CMS issues 60-day repayment rule for Medicare overpayments to EMS agencies

The long-awaited rule mandates that all health care providers receiving Medicare reimbursement return identified overpayments within 60-days or face Federal False Claims Act liability


By Kevin Fairlie

CMS issued its Final Rule, now commonly referred to as the "60-Day Overpayment Rule," on February 12, 2016. The rule clarifies requirements set forth in the Affordable Care Act of 2010 which included a provision that required all Medicare overpayments to be reported and returned within 60-days of an overpayment being identified [1].

The authors state that the final rule is intended to clarify several key elements of the original ACA language by [2]:

  1. Defining the term "identified" as it relates to an overpayment;
  2. Determining how far back a provider must look when determining an overpayment; and
  3. Clarifying the penalties for providers who do not comply with the rule.
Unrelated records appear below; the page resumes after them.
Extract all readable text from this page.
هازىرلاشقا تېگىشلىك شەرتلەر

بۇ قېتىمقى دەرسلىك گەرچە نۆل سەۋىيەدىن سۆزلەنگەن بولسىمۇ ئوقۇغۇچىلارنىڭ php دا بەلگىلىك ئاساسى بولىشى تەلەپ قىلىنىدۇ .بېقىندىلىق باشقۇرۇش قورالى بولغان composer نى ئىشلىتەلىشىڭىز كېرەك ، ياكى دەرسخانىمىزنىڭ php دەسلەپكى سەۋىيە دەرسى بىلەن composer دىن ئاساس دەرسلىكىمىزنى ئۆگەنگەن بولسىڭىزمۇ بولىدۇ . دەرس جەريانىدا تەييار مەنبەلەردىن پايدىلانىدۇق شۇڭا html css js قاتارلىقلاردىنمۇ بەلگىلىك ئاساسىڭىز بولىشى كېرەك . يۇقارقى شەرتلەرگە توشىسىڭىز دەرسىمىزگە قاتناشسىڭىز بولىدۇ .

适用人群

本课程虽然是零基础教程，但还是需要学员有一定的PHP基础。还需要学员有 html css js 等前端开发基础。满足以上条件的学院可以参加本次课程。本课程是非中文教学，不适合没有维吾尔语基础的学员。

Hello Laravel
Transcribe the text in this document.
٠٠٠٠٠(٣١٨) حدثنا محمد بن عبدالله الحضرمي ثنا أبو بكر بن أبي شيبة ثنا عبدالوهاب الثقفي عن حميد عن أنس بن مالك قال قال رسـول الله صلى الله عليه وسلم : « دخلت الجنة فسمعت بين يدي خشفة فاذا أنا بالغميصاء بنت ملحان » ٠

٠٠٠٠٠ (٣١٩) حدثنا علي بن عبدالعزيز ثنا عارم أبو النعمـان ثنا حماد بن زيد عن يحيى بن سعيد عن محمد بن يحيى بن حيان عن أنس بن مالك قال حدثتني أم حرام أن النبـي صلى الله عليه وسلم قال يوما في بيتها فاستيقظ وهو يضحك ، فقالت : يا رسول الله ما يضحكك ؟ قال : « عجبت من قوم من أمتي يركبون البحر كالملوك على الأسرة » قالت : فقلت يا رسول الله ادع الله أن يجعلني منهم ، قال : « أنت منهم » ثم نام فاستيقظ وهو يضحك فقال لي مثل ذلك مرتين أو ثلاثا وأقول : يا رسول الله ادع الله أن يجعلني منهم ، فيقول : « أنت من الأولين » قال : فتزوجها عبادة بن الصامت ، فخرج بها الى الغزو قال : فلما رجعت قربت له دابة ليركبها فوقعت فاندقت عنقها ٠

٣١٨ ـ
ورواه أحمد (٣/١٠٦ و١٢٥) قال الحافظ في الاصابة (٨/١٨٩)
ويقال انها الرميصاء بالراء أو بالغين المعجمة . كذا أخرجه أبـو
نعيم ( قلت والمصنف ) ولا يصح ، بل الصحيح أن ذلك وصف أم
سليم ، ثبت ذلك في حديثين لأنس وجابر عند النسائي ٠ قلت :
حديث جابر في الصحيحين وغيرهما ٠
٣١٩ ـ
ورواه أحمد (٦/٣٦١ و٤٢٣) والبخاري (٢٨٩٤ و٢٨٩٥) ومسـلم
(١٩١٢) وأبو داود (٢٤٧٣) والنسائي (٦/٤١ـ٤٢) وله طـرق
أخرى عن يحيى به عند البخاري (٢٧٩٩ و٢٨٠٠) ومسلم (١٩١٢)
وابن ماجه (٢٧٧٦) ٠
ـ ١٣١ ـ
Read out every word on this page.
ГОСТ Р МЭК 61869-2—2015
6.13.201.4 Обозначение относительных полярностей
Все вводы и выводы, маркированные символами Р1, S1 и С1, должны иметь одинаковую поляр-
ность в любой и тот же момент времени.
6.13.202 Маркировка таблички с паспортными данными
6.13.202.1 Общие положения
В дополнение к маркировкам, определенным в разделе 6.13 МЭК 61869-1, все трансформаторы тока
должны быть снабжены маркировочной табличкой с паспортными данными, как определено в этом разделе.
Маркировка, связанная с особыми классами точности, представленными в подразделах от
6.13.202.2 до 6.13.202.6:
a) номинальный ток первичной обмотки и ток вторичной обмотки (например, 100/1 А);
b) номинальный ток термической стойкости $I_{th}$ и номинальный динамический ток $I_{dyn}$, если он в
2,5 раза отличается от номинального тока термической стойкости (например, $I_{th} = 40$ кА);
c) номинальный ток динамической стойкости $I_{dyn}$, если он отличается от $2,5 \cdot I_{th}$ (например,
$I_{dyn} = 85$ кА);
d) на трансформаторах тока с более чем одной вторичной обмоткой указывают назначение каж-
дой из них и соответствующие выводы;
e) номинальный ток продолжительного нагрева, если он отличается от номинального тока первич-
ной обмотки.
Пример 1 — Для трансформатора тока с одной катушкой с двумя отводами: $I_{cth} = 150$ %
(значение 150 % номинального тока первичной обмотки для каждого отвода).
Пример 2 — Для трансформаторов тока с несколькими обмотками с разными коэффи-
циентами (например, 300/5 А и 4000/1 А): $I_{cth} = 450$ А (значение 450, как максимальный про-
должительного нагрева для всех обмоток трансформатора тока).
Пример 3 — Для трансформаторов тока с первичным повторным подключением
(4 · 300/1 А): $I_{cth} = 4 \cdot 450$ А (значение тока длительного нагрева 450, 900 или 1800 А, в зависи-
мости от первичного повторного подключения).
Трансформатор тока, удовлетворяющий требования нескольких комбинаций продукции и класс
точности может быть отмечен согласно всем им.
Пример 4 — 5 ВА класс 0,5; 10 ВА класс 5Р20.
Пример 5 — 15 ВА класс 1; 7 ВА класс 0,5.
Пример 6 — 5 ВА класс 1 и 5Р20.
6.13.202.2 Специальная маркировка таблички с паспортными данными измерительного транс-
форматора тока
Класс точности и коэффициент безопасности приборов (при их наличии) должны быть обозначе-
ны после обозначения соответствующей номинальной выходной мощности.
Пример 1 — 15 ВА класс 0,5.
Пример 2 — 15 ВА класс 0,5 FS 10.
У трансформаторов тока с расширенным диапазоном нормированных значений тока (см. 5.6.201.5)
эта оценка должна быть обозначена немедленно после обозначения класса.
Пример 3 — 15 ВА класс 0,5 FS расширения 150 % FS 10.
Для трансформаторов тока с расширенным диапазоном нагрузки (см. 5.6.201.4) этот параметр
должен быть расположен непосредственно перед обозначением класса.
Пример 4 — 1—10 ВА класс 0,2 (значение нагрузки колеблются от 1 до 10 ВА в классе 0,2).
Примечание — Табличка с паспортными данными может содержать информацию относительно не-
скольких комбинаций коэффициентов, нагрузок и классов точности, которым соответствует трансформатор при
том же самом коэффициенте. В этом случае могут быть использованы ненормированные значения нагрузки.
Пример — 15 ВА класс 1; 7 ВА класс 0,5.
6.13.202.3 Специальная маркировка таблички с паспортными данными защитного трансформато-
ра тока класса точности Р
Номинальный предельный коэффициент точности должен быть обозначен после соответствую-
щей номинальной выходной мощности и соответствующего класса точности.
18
Important quotes from the final 60-Day Overpayment Rule
Here are three especially important or memorable quotes form the Federal Register posting: 

"We believe that undertaking no or minimal compliance activities to monitor the accuracy and appropriateness of a provider or supplier's Medicare claims would expose a provider or supplier to liability under the identified standard articulated in this rule based on the failure to exercise reasonable diligence if the provider or supplier received an overpayment."

"After review of all the issues identified by the commenters, we conclude that a six-year lookback period would appropriately address many of the concerns about burden and cost outlined previously."

"Some commenters expressed concern that resources might be diverted from patient care in order to ensure compliance with this rule. We understand the concern of smaller providers and suppliers. However, providers and suppliers, large and small, have a duty to ensure their claims to Medicare are accurate and appropriate and to report and return overpayments they have received."

Key takeaways: CMS 60-Day Overpayment Rule

Here are four key takeaways from the 60-Day Overpayment Rule that paramedic chiefs, EMS managers and personnel should know.

1. "Actual Knowledge" of an overpayment is not required for the rule to apply.
The Rule defines "identification" of an overpayment to have occurred when a provider "has or should have, through the exercise of reasonable diligence, determined that an overpayment has occurred."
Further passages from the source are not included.